I’ve been a listener for decades. As a kid, I had a weird fascination with talk radio that used to drive my friends batty at sleepovers. That obsession stretched into adulthood; I usually listen to some radio or pod-based talk show every night as I drift off, I often have my phone propped up on a shelf playing a podcast episode while I’m in the shower, audiobooks aren’t relegated to plane trips, and I have multiple NPR stations pre-set in my car; in fact, I’m now at the point at which I can listen to NPR programming seamlessly from one end of Massachusetts to the other.
Podcasts have been around longer than smart phones, but they’re enjoying quite a mainstream renaissance this year, due largely to the success of ‘casts like Serial and Comedy Bang Bang. I must admit, I was listening to Serial and loving it for a few weeks before I realized that the rest of the world knew there was a shrimp sale at The Crab Crib, too. So, here are two shows I’m listening to now, plus a list of what else is in my iPhone these days. I did try to put together some words of wisdom on each show, but at my current pace, I won’t be done until Armageddon. Some are podcasts I’ve been listening to for years, others are brand new. I’m always on the lookout for new stuff, so let me know what you’re listening to in the comments.

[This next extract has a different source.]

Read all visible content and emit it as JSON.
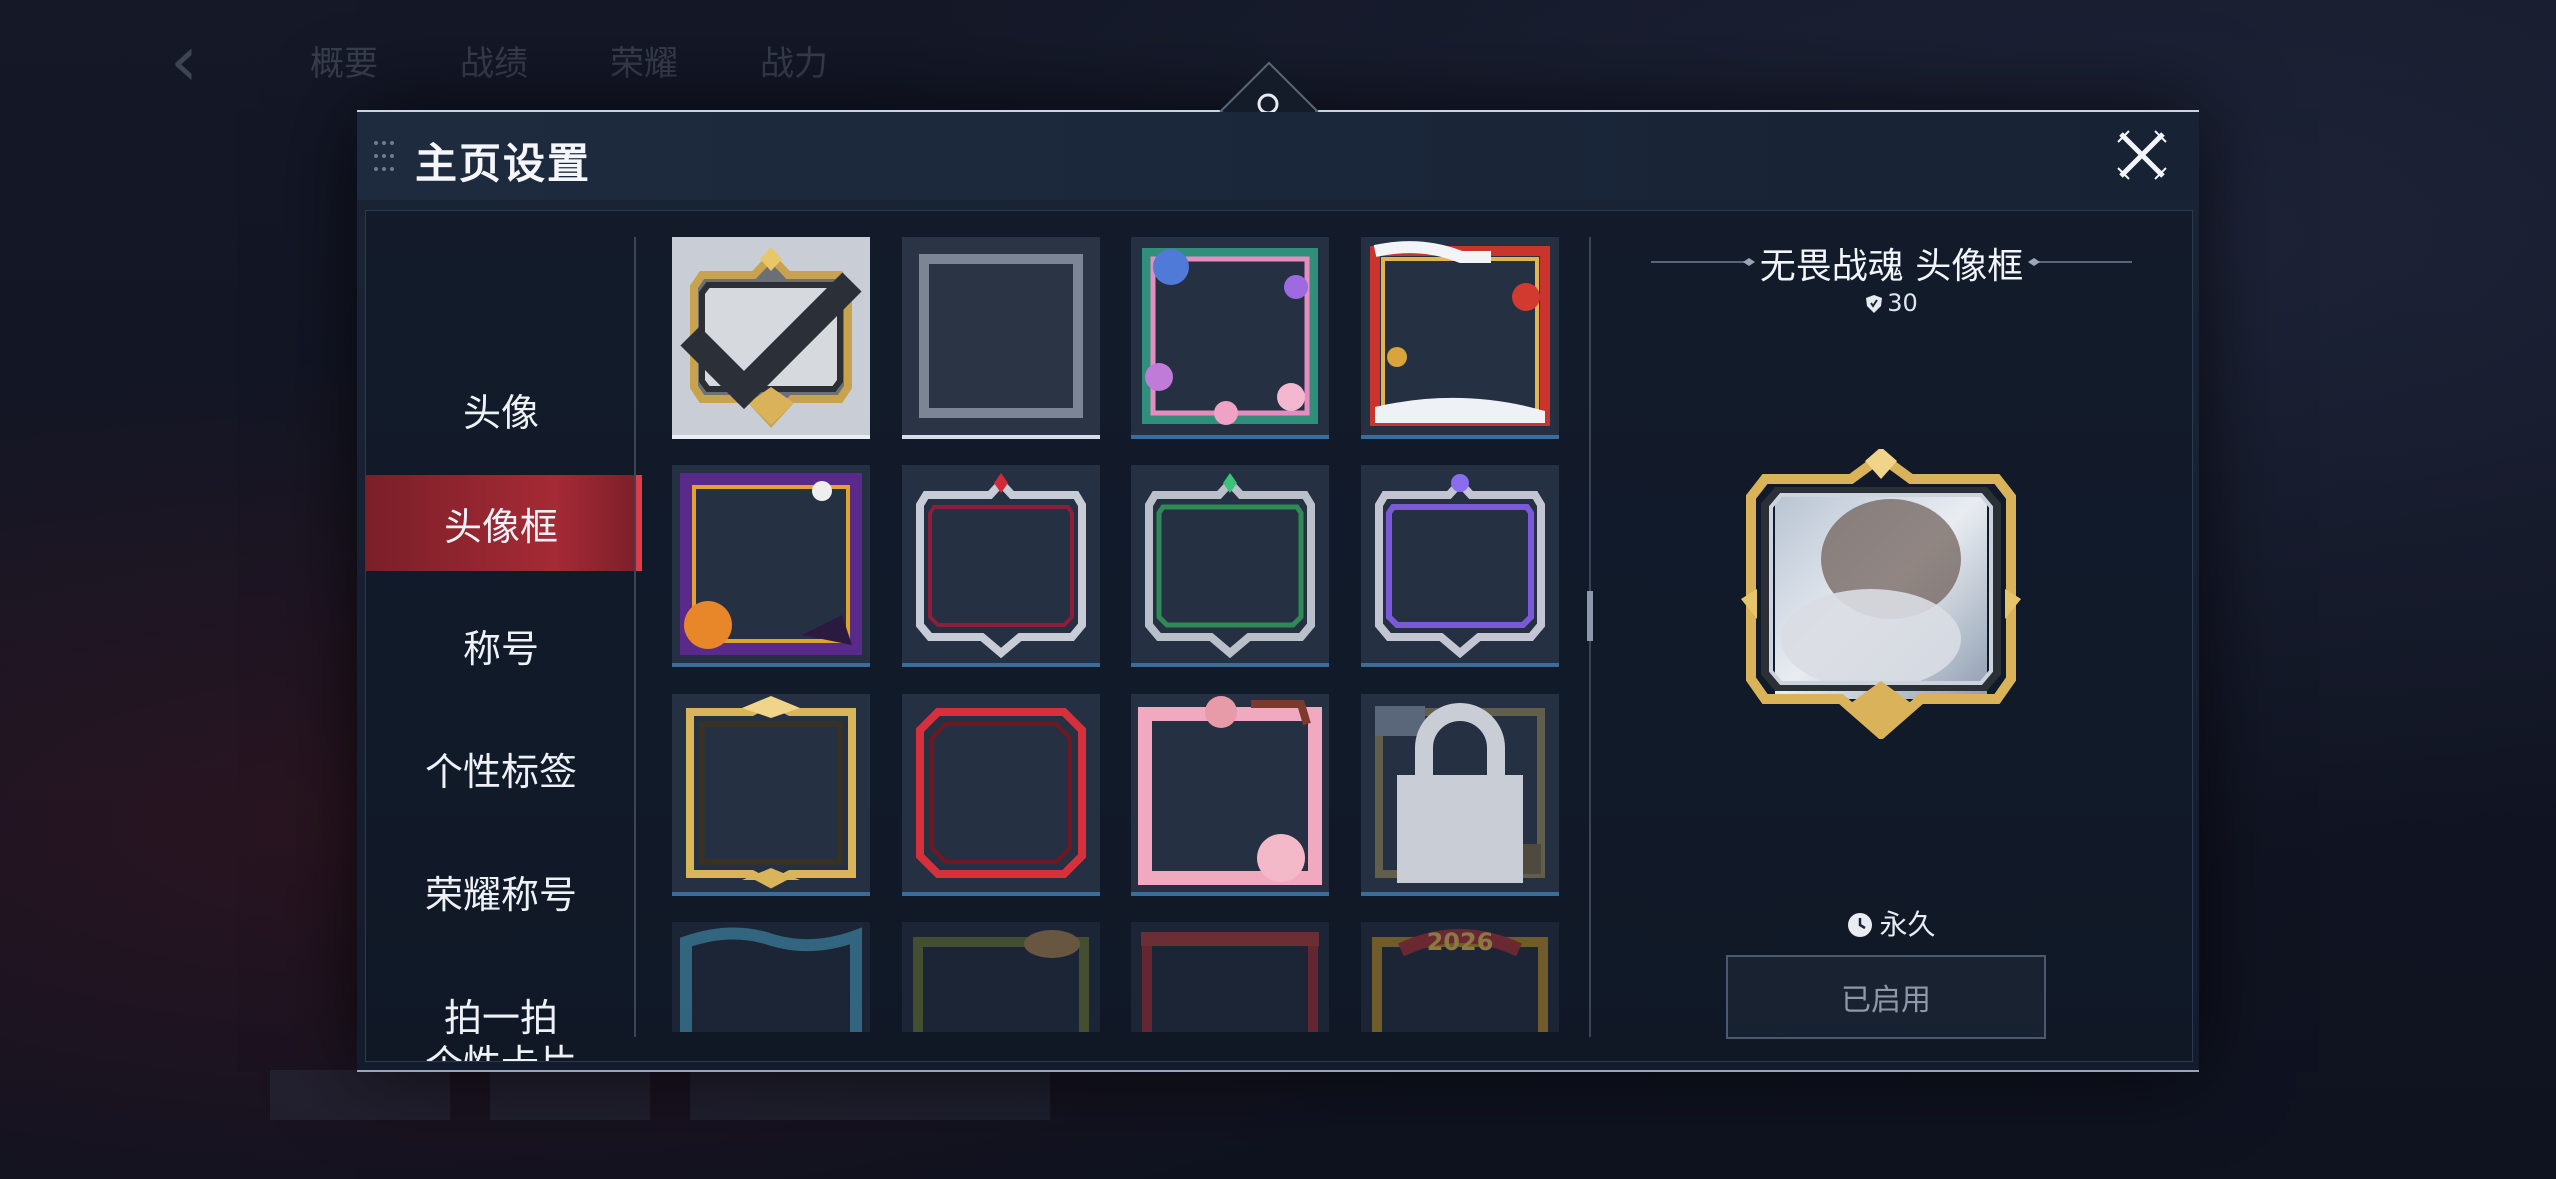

Finish Line – A podcast updated every day of the Boston Marathon bombing trial and hosted by David Boeri of WBUR and Kevin Cullen of The Boston Globe. Each episode is about 15 minutes – shorter than my usual fare, but perfect commuting length – and gives a detailed, vivid summary of the day’s testimonies. Much of the coverage reminds us of the week Greater Boston was literally under siege and the events that unfolded, but there are new tidbits each day, too. Last night, for instance, we were first introduced to Stephen Silva by his real name; he first appeared as ‘Sam’ in the now infamous Rolling Stone article.
Invisibilia – Named for the Latin word for ‘all the invisible things,’ Invisibilia is go-to programming for the connoisseur of human behavior. Hosted by NPR vets Alix Speigel and Lulu Miller, each episode takes an ‘intangible force’ we all experience — big things, like fears, thoughts, and expectations — and breaks it down with the help of interview subjects who’ve experienced some sort of extreme versions of the theme. Episode three, for instance, features a woman who lacks the ability to be afraid. It’s scary good.